Malaysia has signed an agreement that will give it access to affordable dolutegravir-based treatments for HIV positive patients.
The World Health Organization (WHO) recommends using dolutegravir (DTG) to treat all HIV patients, including pregnant mothers, as it is easier to administer and has been proven to be more effective.
The drug has also been found to cause fewer side effects compared to other HIV treatments.
According to the Malaysian Aids Council, there were 93,089 people living with Aids in Malaysia as of 2016. Of the reported cases, 12,578 were women and girls.
Today marks World Aids day.
In a series of tweets this morning, Health director-general Dr Noor Hisham Abdullah announced that Malaysia has inked a voluntary licensing agreement with UK-based HIV drug maker ViiV Healthcare and UN-backed public health organisation Medicines Patent Pool (MPP).
Such licensing allows drug manufacturers other than ViiV to produce generic and cheaper versions of dolutegravir-based treatments.
Malaysia will be able to provide WHO prequalified, more affordable versions of these essential medicines to people living with HIV, in need of treatment. We hope the competition bt generic manufacturers enabled by this licence, will bring us quality medicines at lower price. 2/3
— Noor Hisham Abdullah (@DGHisham) November 30, 2020
“It is not very often that we are listed under MPP, and this decision marks a crucial milestone.
“We hope that it will open up more doors to gain rapid access to life-saving medicine. The ministry wishes to thank MPP and all parties involved who have made this incredible decision a reality,” he added.

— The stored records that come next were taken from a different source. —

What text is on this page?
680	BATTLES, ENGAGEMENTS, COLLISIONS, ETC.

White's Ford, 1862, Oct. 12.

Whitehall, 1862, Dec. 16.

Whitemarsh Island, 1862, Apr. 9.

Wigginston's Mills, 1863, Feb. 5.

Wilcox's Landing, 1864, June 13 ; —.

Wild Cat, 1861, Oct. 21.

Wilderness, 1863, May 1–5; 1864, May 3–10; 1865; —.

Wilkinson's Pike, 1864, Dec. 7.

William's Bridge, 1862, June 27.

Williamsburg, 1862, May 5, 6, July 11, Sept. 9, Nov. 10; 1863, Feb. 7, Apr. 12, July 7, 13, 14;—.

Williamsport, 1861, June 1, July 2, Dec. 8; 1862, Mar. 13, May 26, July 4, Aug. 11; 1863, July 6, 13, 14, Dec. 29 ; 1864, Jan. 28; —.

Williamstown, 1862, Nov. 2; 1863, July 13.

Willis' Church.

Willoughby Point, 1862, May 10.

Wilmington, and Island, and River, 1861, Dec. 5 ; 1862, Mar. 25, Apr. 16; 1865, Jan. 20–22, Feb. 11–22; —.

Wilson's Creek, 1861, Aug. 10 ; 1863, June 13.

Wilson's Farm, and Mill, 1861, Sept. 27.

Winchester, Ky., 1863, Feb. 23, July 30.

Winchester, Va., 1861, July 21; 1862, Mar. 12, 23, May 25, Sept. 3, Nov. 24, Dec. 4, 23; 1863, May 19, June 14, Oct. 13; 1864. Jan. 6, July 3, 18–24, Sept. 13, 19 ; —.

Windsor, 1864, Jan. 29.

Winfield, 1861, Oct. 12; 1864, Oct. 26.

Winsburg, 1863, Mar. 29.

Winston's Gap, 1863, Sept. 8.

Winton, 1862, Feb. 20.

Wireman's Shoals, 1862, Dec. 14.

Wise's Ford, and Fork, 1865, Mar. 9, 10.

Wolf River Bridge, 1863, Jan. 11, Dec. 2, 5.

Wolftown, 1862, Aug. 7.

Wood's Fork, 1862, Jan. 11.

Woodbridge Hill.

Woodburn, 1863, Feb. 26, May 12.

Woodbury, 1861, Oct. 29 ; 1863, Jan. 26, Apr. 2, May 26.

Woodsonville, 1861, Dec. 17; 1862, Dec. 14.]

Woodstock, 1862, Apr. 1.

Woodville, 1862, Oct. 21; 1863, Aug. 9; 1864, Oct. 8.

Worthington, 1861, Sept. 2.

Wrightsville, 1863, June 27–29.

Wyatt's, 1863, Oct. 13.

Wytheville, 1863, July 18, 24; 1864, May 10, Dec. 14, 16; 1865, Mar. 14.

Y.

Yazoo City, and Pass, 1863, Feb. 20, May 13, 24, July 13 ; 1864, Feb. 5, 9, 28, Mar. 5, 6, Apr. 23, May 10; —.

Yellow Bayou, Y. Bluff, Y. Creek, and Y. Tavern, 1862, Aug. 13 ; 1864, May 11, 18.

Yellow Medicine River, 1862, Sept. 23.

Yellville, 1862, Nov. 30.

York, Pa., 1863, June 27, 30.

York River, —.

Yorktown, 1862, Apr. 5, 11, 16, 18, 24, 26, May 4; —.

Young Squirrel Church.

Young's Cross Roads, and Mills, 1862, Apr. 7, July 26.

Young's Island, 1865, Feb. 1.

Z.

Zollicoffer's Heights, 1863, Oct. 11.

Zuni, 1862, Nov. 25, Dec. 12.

According to health publication STAT, Viiv's dolutegravir treatment Tivicay typically costs between US$1,800 and US$2,160 (between RM7,345 and RM8,814) per patient per year. The latest agreement will supposedly slash prices by 50 to 70 percent.
Neither Noor Hisham nor MPP mentioned any prices in their statements.
Malaysia, along with Azerbaijan, Belarus and Kazakhstan are the four latest countries to be approved for the dolutegravir voluntary licensing programme.
Malaysia is classified as an upper-middle-income country by the World Bank and does not qualify for voluntary licensing programmes for antiviral drug Remdesivir.